You can see why this term caught on, as we can easily picture someone chasing ineffectively after a goose. However, Shakespeare probably did not have geese in mind when he used the phrase! In Romeo and Juliet, it appears in an exchange between Romeo and Mercutio about a battle of wits:
Romeo:Switch and spurs, switch and spurs; or I’ll cry a match.
Mercutio:Nay, if thy wits run the wild-goose chase, I have done, for thou hast more of the wild-goose in one of thy wits than, I am sure, I have in my whole five.
This referred to a type of horse race popular at the time, where the racers would trail the lead horse like a flock of geese. Mercutio is simply saying that, if Romeo is taking the lead in their battle of wits, he can no longer hope to keep up. So, while we do have a sense of a fruitless pursuit here, it does not involve a goose!
This original horse-themed sense of “wild-goose chase” later fell into obscurity. Nobody is quite sure when it took on a more literal sense of “as futile as chasing a goose.” But Dr. Samuel Johnson defined it as “a pursuit of something as unlikely to be caught as a wild goose” in his famous dictionary, so it was likely in use by then.
Nevertheless, we’ll credit the Bard here because he was possibly the first person to use “wild-goose chase” in a figurative sense to mean something hopeless.
5. In a Pickle (The Tempest)
Finally, Shakespeare may have been one of the first to use the phrase “in a pickle” in English.
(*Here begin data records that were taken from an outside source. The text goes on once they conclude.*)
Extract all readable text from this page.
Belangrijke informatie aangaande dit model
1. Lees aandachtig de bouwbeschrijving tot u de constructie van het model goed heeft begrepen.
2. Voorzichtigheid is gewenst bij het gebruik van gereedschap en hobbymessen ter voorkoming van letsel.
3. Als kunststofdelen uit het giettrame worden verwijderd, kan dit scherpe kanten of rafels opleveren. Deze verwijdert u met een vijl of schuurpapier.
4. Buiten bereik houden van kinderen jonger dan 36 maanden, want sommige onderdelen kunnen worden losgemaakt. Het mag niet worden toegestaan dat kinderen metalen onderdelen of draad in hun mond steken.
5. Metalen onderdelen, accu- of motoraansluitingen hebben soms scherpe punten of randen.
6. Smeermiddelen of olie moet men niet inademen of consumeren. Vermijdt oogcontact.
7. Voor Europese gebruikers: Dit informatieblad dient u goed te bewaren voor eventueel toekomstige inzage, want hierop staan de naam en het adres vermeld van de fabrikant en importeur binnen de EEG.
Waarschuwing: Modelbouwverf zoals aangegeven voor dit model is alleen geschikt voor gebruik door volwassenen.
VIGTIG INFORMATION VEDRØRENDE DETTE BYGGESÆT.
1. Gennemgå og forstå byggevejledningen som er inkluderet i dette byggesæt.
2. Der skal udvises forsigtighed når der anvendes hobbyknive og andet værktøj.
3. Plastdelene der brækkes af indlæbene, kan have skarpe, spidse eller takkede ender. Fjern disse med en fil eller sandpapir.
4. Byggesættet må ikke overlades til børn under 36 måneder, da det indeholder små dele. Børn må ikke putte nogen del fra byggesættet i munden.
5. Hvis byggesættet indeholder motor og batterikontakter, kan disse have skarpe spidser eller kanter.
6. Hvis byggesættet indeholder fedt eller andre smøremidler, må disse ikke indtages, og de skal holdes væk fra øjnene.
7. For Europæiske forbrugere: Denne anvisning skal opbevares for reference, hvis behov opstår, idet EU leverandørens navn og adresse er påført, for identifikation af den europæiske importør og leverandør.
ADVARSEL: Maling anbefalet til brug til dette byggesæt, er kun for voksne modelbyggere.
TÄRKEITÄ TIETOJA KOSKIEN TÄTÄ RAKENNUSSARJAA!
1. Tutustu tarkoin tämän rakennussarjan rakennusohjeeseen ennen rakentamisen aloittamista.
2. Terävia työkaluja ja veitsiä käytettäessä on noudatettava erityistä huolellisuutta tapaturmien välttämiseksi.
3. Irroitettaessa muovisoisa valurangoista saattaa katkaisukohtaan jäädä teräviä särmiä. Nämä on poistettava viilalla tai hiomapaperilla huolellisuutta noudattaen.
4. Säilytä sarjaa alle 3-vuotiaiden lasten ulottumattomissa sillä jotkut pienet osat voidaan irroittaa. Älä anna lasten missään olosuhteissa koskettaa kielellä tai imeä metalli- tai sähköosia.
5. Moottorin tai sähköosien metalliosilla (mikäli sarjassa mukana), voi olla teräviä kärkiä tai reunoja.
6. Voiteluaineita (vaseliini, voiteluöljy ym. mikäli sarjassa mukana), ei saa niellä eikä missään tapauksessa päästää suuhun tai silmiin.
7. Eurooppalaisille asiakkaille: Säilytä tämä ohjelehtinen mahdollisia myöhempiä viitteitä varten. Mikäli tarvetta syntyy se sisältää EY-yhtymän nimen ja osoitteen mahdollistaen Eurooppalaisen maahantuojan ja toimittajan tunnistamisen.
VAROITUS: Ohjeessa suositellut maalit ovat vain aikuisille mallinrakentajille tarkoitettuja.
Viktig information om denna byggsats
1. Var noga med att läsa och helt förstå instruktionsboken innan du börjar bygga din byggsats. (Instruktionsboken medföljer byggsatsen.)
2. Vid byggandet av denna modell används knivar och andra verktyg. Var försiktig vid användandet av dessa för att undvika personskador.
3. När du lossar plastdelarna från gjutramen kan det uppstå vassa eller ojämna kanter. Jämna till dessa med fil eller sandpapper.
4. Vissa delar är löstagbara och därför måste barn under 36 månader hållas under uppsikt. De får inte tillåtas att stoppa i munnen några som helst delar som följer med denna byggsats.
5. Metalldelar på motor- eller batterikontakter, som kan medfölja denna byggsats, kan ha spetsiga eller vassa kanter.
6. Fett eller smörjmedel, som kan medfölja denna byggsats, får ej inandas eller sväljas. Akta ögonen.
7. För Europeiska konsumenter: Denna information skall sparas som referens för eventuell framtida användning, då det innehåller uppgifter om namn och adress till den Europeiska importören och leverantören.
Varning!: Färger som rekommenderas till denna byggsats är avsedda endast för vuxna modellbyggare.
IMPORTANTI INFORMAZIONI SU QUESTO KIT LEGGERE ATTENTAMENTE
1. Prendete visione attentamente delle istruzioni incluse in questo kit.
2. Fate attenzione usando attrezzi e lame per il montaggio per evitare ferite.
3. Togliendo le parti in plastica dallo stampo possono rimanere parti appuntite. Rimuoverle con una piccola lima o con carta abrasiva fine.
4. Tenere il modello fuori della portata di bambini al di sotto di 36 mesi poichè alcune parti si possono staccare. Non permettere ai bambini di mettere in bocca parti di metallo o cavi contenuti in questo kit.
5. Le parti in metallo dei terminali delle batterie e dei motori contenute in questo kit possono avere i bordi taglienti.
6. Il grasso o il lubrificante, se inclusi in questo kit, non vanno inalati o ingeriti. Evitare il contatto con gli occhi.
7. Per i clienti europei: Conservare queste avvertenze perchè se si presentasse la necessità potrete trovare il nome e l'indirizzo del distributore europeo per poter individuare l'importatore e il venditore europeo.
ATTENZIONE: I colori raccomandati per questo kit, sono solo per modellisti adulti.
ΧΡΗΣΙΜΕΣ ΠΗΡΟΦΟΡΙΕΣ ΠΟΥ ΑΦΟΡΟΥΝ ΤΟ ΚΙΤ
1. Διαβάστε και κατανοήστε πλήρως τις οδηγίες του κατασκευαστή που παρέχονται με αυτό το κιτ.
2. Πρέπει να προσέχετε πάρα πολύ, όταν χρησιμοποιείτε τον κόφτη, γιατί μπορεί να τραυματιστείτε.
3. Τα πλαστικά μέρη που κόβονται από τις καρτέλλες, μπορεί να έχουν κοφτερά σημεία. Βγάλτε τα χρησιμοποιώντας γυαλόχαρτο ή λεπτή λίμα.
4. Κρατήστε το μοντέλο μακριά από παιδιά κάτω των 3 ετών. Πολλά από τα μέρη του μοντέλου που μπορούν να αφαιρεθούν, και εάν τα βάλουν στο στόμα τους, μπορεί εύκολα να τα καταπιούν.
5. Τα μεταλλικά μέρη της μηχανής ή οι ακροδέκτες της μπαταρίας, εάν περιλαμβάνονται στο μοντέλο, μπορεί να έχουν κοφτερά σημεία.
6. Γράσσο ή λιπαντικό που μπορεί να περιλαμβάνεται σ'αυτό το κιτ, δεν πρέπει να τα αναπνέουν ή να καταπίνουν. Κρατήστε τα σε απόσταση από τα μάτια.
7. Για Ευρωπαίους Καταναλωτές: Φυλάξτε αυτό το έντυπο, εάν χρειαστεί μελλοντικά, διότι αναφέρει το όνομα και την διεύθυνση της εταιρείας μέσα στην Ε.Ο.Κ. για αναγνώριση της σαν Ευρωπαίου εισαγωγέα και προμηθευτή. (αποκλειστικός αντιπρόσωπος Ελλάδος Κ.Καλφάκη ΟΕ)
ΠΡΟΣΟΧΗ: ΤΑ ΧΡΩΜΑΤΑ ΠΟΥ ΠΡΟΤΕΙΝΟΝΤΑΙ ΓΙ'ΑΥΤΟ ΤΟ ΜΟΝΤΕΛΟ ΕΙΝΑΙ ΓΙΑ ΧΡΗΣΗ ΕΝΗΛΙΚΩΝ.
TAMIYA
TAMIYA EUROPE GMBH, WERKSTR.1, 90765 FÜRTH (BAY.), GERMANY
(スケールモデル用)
In The Tempest, Alonso and Trinculo share this exchange:
Alonso:And Trinculo is reeling ripe: where should they find this grand liquor that hath gilded ’em? How camest thou in this pickle?
Trinculo:I have been in such a pickle since I saw you last that, I fear me, will never out of my bones: I shall not fear fly-blowing.
Here, Alonso is asking Trinculo how he came to be so drunk. We still sometimes say someone is “pickled” if they are very drunk. But the phrase “in a pickle” has taken on the more general sense of “in trouble” over time in English.
We can see this more general sense of trouble or disarray by 1660 in Samuel Pepys’ diary. In one entry, he describes his house as being “in a most sad pickle.”